Cohen, who still faces cross-examination from the defense, also ground down some key assertions: that Trump was, as his lawyers argue, oblivious to his fixer’s machinations, and that the former president was a family man deeply worried about how Daniels’s accusations would harm his marriage. Cohen described Trump as a micromanager, who was focused above all else on his campaign.

Israelis gathered across the country yesterday for the first national day of mourning for victims of war or terrorist attacks since the Hamas-led Oct. 7 assault. Protesters disrupted several ceremonies and heckled Benjamin Netanyahu, the prime minister, as they demanded that government officials do more to secure the release of hostages.

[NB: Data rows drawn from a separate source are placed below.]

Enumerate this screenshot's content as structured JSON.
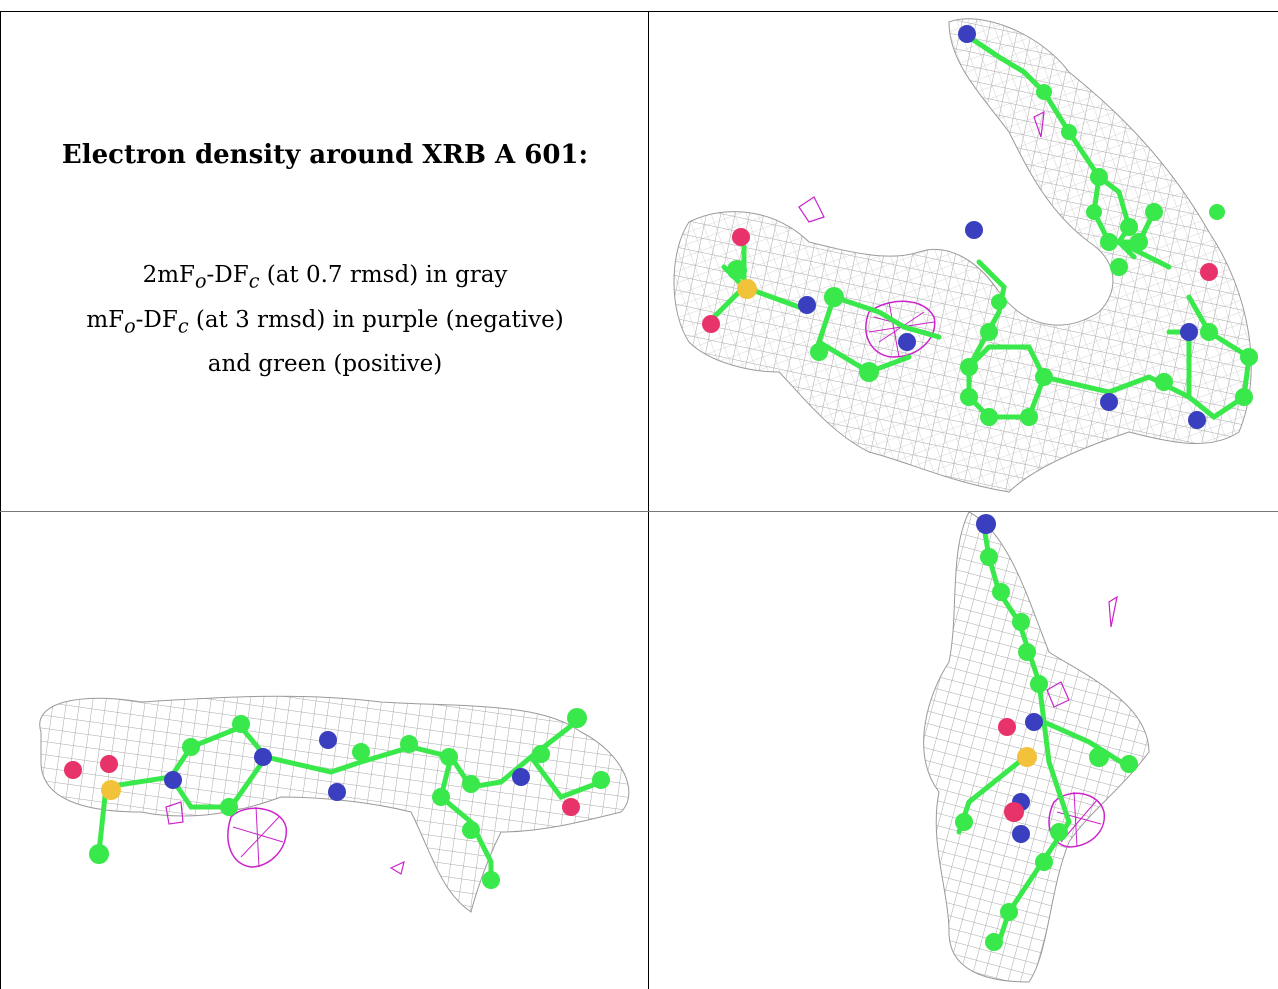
{
  "caption": {
    "title": "Electron density around XRB A 601:",
    "line1": {
      "prefix": "2mF",
      "sub1": "o",
      "mid": "-DF",
      "sub2": "c",
      "suffix": " (at 0.7 rmsd) in gray"
    },
    "line2": {
      "prefix": "mF",
      "sub1": "o",
      "mid": "-DF",
      "sub2": "c",
      "suffix": " (at 3 rmsd) in purple (negative)"
    },
    "line3": "and green (positive)"
  },
  "colors": {
    "carbon": "#39e84a",
    "nitrogen": "#3a3fbf",
    "oxygen": "#e8336a",
    "sulfur": "#f2c23a",
    "mesh_gray": "#9a9a9a",
    "mesh_purple": "#cc22cc"
  },
  "panels": [
    {
      "name": "top-left",
      "content": "caption"
    },
    {
      "name": "top-right",
      "content": "ligand-view-1"
    },
    {
      "name": "bottom-left",
      "content": "ligand-view-2"
    },
    {
      "name": "bottom-right",
      "content": "ligand-view-3"
    }
  ]
}
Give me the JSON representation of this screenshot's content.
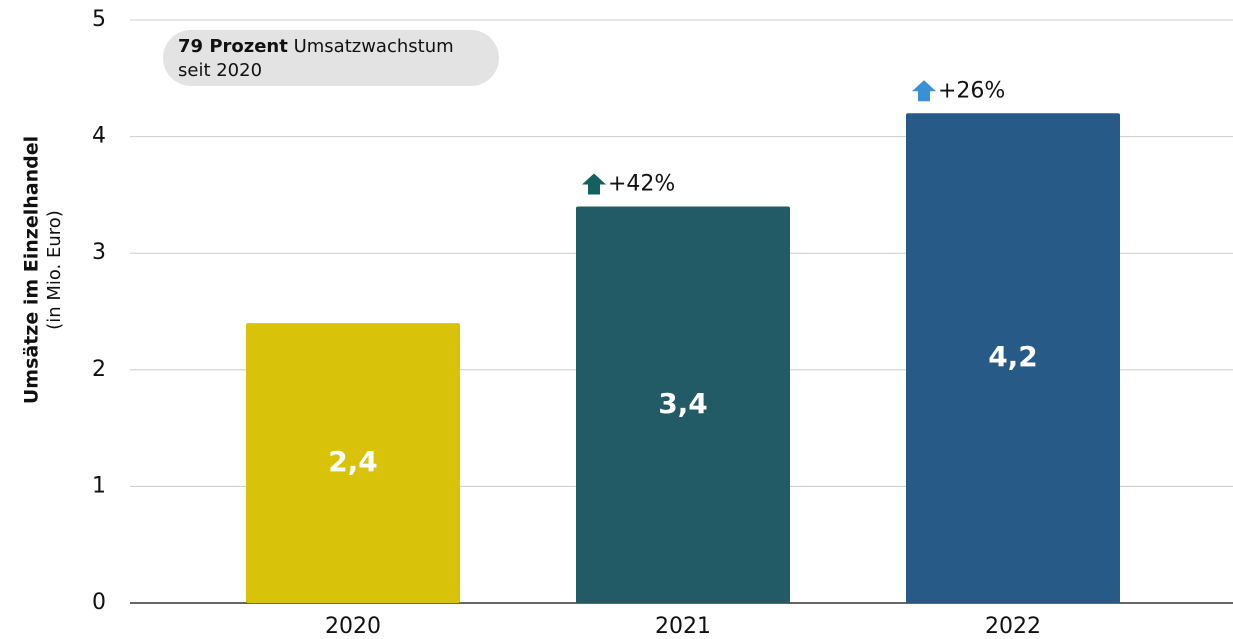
{
  "chart_data": {
    "type": "bar",
    "y_label": "Umsätze im Einzelhandel",
    "y_label_unit": "(in Mio. Euro)",
    "note": {
      "bold": "79 Prozent",
      "text": " Umsatzwachstum",
      "line2": "seit 2020"
    },
    "categories": [
      "2020",
      "2021",
      "2022"
    ],
    "values": [
      2.4,
      3.4,
      4.2
    ],
    "value_labels": [
      "2,4",
      "3,4",
      "4,2"
    ],
    "colors": [
      "#d9c20a",
      "#225b66",
      "#275a87"
    ],
    "growth_labels": [
      null,
      "+42%",
      "+26%"
    ],
    "growth_colors": [
      null,
      "#13605f",
      "#3a8fd6"
    ],
    "ylim": [
      0,
      5
    ],
    "yticks": [
      0,
      1,
      2,
      3,
      4,
      5
    ],
    "grid": true
  }
}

The protests underscored the strength of the anguish over the war in the Gaza Strip, the fate of hostages taken on Oct. 7 and domestic politics.

Hostages: About 240 people were abducted by Hamas in the attacks, and the Israeli government has so far secured the release of more than 100.

In Gaza: Israeli airstrikes yesterday shook the northern and southern ends of the territory, with the military saying it had struck more than 120 targets over the past 24 hours. Ground troops also engaged Hamas fighters in several locations, the Israeli military said. Amid the fighting, tens of thousands of civilians fled, seeking safety.

Hamas: A top leader for years oversaw a secret police force in Gaza that spied on young people, journalists and those who questioned the government, according to information reviewed by The New York Times.


Ukrainian air defenses used to intercept most Russian missiles, but in recent months, more and more have made it through, crippling Ukraine’s ability to protect major infrastructure and plunging cities into darkness.

A Times analysis of daily Ukrainian military reports shows a major shift. Kyiv reported intercepting more than 80 percent of the missiles last May. That rate has now dropped to less than half, as Ukraine calls for more supplies and Russia fires larger barrages that overwhelm Ukrainian air defenses and faster missiles that are harder to shoot down.

When tomatoes arrived in Europe 500 years ago, many considered them dangerous. Now, a fruit once thought of as “evil” defines Italy’s cuisine.

Wells Fargo Championship: Does Rory McIlroy’s win make him a favorite for the P.G.A. Championship?

The Cannes Film Festival begins today in the south of France. Kyle Buchanan, a Times culture reporter, wrote about the movies, artists and events we’ll be keeping an eye on.

Some 45 years after “Apocalypse Now” won the Palme d’Or, Francis Ford Coppola is back with “Megalopolis,” starring Adam Driver as a visionary architect determined to rebuild a city after a disaster. It’s hard to imagine a friendlier place for the film’s debut than Cannes, where Coppola is revered.

But the biggest movie premiere will be “Furiosa: A Mad Max Saga.” Expect a major red-carpet moment from Anya Taylor-Joy, who takes over the title character originated by Charlize Theron. (For more, read our interview with Taylor-Joy.)

Real-world controversies may bleed into the glitzy festival. The festival’s workers may strike, frustrated by their contracts. And the French film industry is reckoning with #MeToo, with more accusations rumored to be coming during the festival.